Санитар сделал укол; вальс сменился фокстротом, исполняемым вульгарным и назойливым Мортье с его шарманочным дребезжаньем. Откуда здесь музыка? Проигрыватель? Радио? Магнитофон?
– Однако на Счастливую звезду они клюют. Это – земля обетованная.
– Робер достаточно хорошо ее знает, – сказал Оливье.
– Ну, ты преувеличиваешь.
– Счастливая звезда, – сказал Эгпарс, – сказочная обитель. Да, сказочная. Волшебный мир. Мир, который существует в голове, в воображении. Иногда мне хочется, чтобы ее прикрыли наконец, а иногда мне начинает казаться, что она даже социально необходима. Сейчас вам все станет ясно. Кафе Фернана – как шампиньон, выскочивший вдруг из-под земли; доброкачественная опухоль. Нарост на социальном организме, узел, где соединились больница, город и дорога. Вы должны наведаться туда не один раз. И если вы не проникнитесь духом Звезды, Марьякерке останется для вас за семью печатями. Она вроде этих кафе-гаваней, что стоят между тюрьмой и кладбищем под вывеской: Здесь лучше, чем там.

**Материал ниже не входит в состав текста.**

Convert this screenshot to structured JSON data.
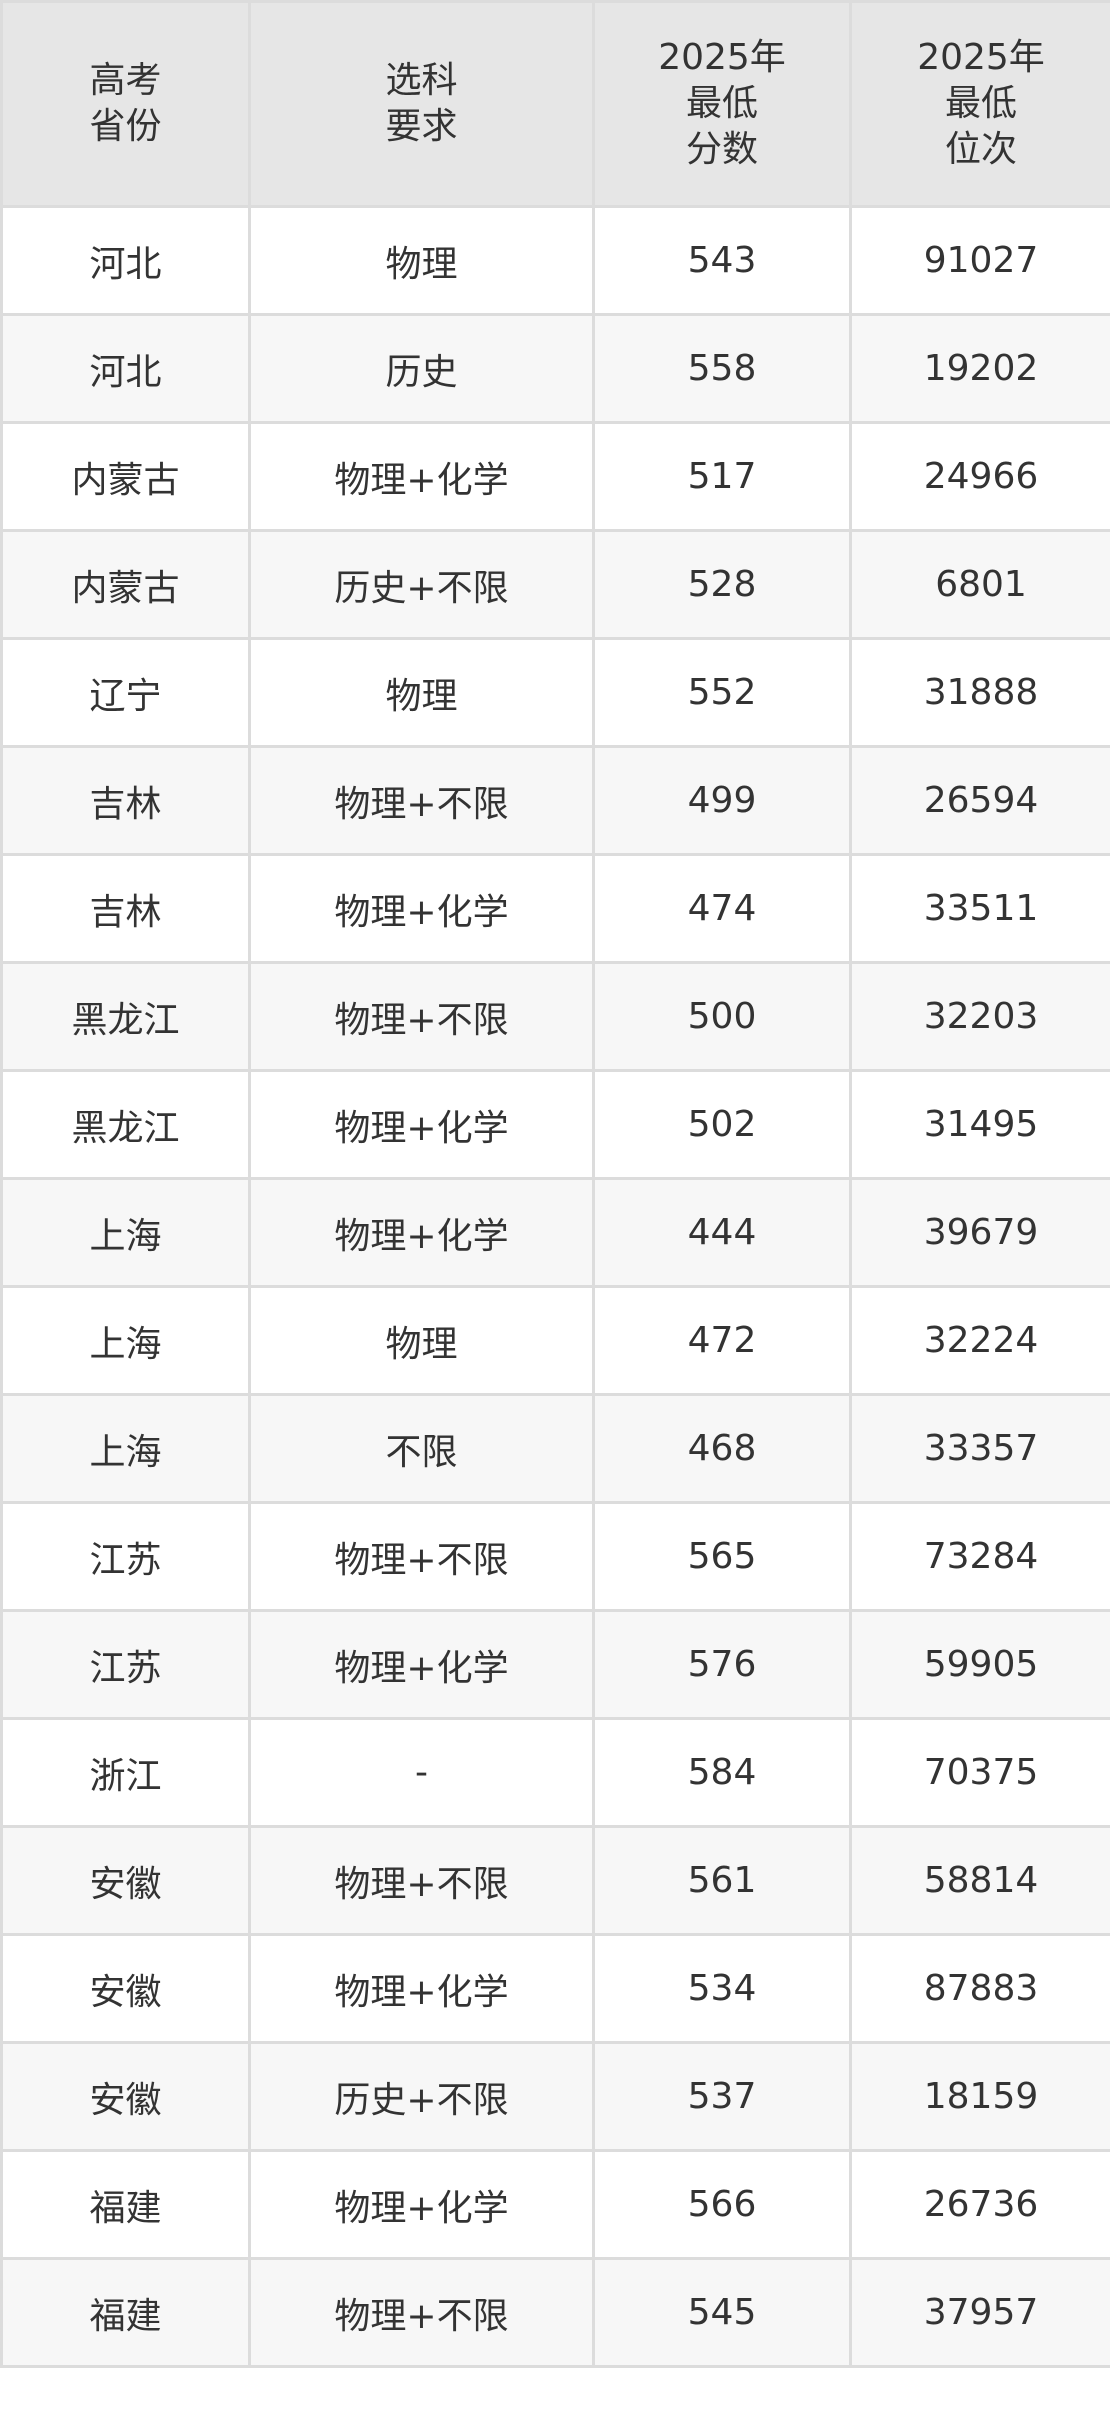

Он внимательно смотрел на Робера своими чуть увлажненными, как у всех близоруких, прекрасными глазами, которые почти не портила краснота, тронувшая веки.
– Это первая и последняя попытка счастья, рай, о котором мечтают больные, причал свободы, правда, сомнительной чистоты, зато бесценной. Мы знаем, что это место нездорово. Там подпольно торгуют спиртным. Но никакие жалобы и протесты не помогают. Иногда бистро закрывают на неделю-другую, потом все начинается сызнова…
– Точь-в-точь как бистро в гарнизонных городках.
Исполнявшаяся шарманкой музыка, рассчитанная на бордели, где отдыхают гусары и артиллеристы, служила прекрасным аккомпанементом рассказу о Счастливой звезде.
– Да, что-то в этом роде. Существует особый замкнутый мирок, скажем, психиатрическая больница. Мир за пределами мира, для одних – ад, вполне вероятно, а для других – пристанище, убежище. В чем вы сейчас и убедились. За его стенами – подлинная жизнь. Та, которую называют «подлинной». А между этими двумя мирами – разные связующие звенья, одно из которых – наше открытое отделение, где мы с вами сейчас находимся и где больные остаются по доброй воле.
– И тем не менее оно запирается.
– Что ж тут удивительного? Конечно, запирается. Это ведь не пивной бар: захотел – вошел, захотел – вышел. Здесь тоже больные, но, в отличие от других, они признают, что не случайно попали сюда.
– А как же… ну тот, самоубийца? – спросил Робер. – Ван Вельде?
Он без труда вспомнил имя.
– Ван Вельде здесь не останется.
Этот коротышка Эгпарс уже опять стоял против парня, который оправлял на себе одежду, не спуская умоляющего взгляда с врача. Видимо, слова доктора дошли наконец до его сознания и вызвали в нем смятение.
Он быстро-быстро заговорил. Оливье перевел:
– Приблизительно так: «Не надо меня отсюда выставлять, доктор. Если вы меня прогоните, я лягу у ограды и буду лежать. Так и знайте, доктор».
– В общем, чтобы не жить, у вас хватает воли, – с чуть заметным раздражением произнес Оливье и пожал плечами.
Оркестр ударил в медные тарелки и звучными аккордами завершил свое выступление, вернув слушателей к временам веселых карнавалов и напомнив Роберу его детство, ярмарки на Иль-де-Франс, оркестры-автоматы.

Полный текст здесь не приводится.